Allen related similar hesitancy by host families in Las Vegas–where she was the No. 1 seed in a tournament–and Florida. There, after accommodating black players overnight, the lady of the house told them to clear out, suddenly announcing that her husband had lupus.
In England, a hostess complimented the black players on their command of English. “She had only seen black people in movies playing Stepin’ Fetchit,” said Allen, now a realtor and life coach for athletes.
The Cleveland native used to relish taking her daughter to the swimming pool at the famed Longwood Cricket Club near Boston–and watching the white children evacuate as if a sea monster had entered the water.
Still, Allen said, such indignities were “10 times less than what Althea and Arthur had to deal with.”
Gibson’s later years were tinged with bitterness; recognition proved more elusive than for Ashe, according to both women.
“She was a champion, but nobody treated her like a champion. There were no endorsements. She had to go out and get a job. She was a proud champion and knew what she accomplished,” Allen said.
“She came along a little too soon to enjoy the benefits of what she had done,” agreed Copeland-Muse, who played on the women’s pro circuit from 1982 to 1989, rising to No. 36 in the world with doubles partner Lori McNeil.
An All-American at Pepperdine University, Copeland-Muse has worked in communications and coached women’s tennis at St. John’s University. She recently launched an interior design business. Allen, whom she regards as an “older sister” and a tennis inspiration, was her first client. They are planning a podcast together.
‘HE WAS A GREAT HUMAN BEING’
The retired athletes esteemed Ashe as a role model off the court.
“Every time you talked to Arthur, it was never about tennis. He talked about religion, travel, apartheid….HIV was just another thing for him to study. To me, he was just an extraordinary person, an amazing human being,” said Copeland-Muse, adding that Ashe’s memoir, Days of Grace, should be required reading in high schools.
Allen knew Ashe from an early age.
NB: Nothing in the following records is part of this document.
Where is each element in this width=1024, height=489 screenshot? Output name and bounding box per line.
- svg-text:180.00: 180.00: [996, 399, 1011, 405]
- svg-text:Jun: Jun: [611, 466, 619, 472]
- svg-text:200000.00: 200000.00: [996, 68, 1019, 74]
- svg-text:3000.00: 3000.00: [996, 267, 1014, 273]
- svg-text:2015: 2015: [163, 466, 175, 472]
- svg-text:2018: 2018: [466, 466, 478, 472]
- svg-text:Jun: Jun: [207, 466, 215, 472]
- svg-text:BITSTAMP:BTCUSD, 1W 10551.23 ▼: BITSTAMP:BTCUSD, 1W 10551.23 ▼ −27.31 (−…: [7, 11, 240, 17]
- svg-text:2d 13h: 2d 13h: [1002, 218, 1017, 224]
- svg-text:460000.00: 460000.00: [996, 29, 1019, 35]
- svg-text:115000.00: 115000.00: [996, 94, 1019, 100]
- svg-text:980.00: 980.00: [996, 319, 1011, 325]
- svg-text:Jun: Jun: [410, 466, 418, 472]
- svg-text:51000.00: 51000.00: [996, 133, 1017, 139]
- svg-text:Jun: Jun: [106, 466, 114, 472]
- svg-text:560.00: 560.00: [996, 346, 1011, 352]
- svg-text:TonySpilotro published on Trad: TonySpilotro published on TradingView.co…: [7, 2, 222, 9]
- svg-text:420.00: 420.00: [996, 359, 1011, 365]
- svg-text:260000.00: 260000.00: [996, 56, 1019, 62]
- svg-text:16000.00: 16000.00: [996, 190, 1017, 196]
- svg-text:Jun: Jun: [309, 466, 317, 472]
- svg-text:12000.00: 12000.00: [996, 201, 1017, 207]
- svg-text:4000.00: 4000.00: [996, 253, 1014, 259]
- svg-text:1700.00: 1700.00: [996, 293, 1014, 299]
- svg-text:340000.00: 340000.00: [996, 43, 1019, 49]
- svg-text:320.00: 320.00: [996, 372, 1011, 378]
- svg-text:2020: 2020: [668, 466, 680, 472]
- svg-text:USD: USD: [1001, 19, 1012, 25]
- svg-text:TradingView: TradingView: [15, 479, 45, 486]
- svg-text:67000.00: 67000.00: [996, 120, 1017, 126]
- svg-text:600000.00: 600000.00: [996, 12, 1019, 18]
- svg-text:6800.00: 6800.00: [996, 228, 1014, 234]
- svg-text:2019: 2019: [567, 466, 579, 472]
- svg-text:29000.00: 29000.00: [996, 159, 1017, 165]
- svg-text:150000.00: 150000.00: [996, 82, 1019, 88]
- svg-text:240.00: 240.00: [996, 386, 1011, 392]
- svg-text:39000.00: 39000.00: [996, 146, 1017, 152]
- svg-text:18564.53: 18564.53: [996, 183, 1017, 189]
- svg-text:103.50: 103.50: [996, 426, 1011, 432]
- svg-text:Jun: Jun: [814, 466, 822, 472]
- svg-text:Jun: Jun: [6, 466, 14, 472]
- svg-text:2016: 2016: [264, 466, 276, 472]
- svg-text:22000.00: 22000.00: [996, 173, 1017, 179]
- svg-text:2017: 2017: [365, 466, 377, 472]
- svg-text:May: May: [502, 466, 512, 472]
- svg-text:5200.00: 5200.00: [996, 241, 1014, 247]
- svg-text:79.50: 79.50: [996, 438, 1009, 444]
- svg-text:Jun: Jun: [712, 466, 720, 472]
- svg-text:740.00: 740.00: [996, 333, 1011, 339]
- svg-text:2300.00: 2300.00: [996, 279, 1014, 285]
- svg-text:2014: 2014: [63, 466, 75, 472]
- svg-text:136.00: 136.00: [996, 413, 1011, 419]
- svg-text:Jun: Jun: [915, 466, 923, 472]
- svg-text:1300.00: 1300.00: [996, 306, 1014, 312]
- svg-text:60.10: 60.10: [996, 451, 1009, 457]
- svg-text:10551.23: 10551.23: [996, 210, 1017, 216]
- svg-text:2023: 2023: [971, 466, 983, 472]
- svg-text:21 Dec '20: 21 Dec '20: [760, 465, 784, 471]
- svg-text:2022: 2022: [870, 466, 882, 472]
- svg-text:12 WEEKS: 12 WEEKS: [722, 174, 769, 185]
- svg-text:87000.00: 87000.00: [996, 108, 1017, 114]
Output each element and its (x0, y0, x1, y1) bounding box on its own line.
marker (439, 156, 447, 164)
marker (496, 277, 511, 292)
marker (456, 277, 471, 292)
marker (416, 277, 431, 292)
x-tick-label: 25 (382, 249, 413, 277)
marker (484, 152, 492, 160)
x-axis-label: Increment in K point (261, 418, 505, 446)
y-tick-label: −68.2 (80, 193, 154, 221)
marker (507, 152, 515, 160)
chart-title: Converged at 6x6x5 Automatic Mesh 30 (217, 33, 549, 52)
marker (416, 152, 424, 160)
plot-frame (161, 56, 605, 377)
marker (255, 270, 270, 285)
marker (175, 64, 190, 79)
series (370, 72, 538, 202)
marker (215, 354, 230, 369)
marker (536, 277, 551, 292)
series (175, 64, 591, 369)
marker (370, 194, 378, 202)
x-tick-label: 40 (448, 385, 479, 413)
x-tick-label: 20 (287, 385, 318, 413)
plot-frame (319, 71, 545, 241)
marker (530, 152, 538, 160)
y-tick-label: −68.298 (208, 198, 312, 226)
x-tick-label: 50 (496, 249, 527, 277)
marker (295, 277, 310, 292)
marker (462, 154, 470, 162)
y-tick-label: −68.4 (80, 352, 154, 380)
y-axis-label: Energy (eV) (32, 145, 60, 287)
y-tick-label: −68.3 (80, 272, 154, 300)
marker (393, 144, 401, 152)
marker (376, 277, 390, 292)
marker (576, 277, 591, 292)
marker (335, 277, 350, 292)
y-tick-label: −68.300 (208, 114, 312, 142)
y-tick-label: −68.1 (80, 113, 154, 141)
Leslie’s mother, a former tennis player now known as the actress Sarallen (Divine Secrets of the Ya-Ya Sisterhood, The Wire), was “Aunt Sarah” to Ashe.
During his Army days was at West Point, he sometimes stayed with the family in Westchester, Allen said.
A generous man, Ashe often took the black players to dinner at the French Open, Allen remembered.
“Was he the best tennis player in the world that he could be? No. But he was a great human being,” Allen said.
Who was the best player ever?
Roger Federer gets both ladies’ vote as the top male.
Martina Navratilova and Billie Jean King are Copeland-Muse’s all-time picks on the women’s side. King and Arthur Ashe tackled life in similar fashion: “When they saw a need, they addressed it…they did stuff.”
For King, that meant starting the Women’s Tennis Association, World TeamTennis and Womensport magazine…and kicking the behind of former No. 1 player and self-proclaimed male chauvinist Bobby Riggs in the “Battle of the Sexes.”
(And the 2017 movie of the same name? “For us it was like looking at an after-school special. But it was entertaining,” Copeland-Muse said.)
To Allen, Althea Gibson forever ranks as the greatest woman to swing a tennis racket. Fiercely competitive–“she would challenge you to anything”–Gibson dominated opponents in a manner that inspired Billie Jean King.
And Gibson earned a ticker tape parade at a time when country clubs still made her enter through back doors.
“There’s so much to learn from her: Humble beginnings, a high school dropout, winning and defending titles, and a singer!” Allen said. “And then she did it again in golf. Who does that?”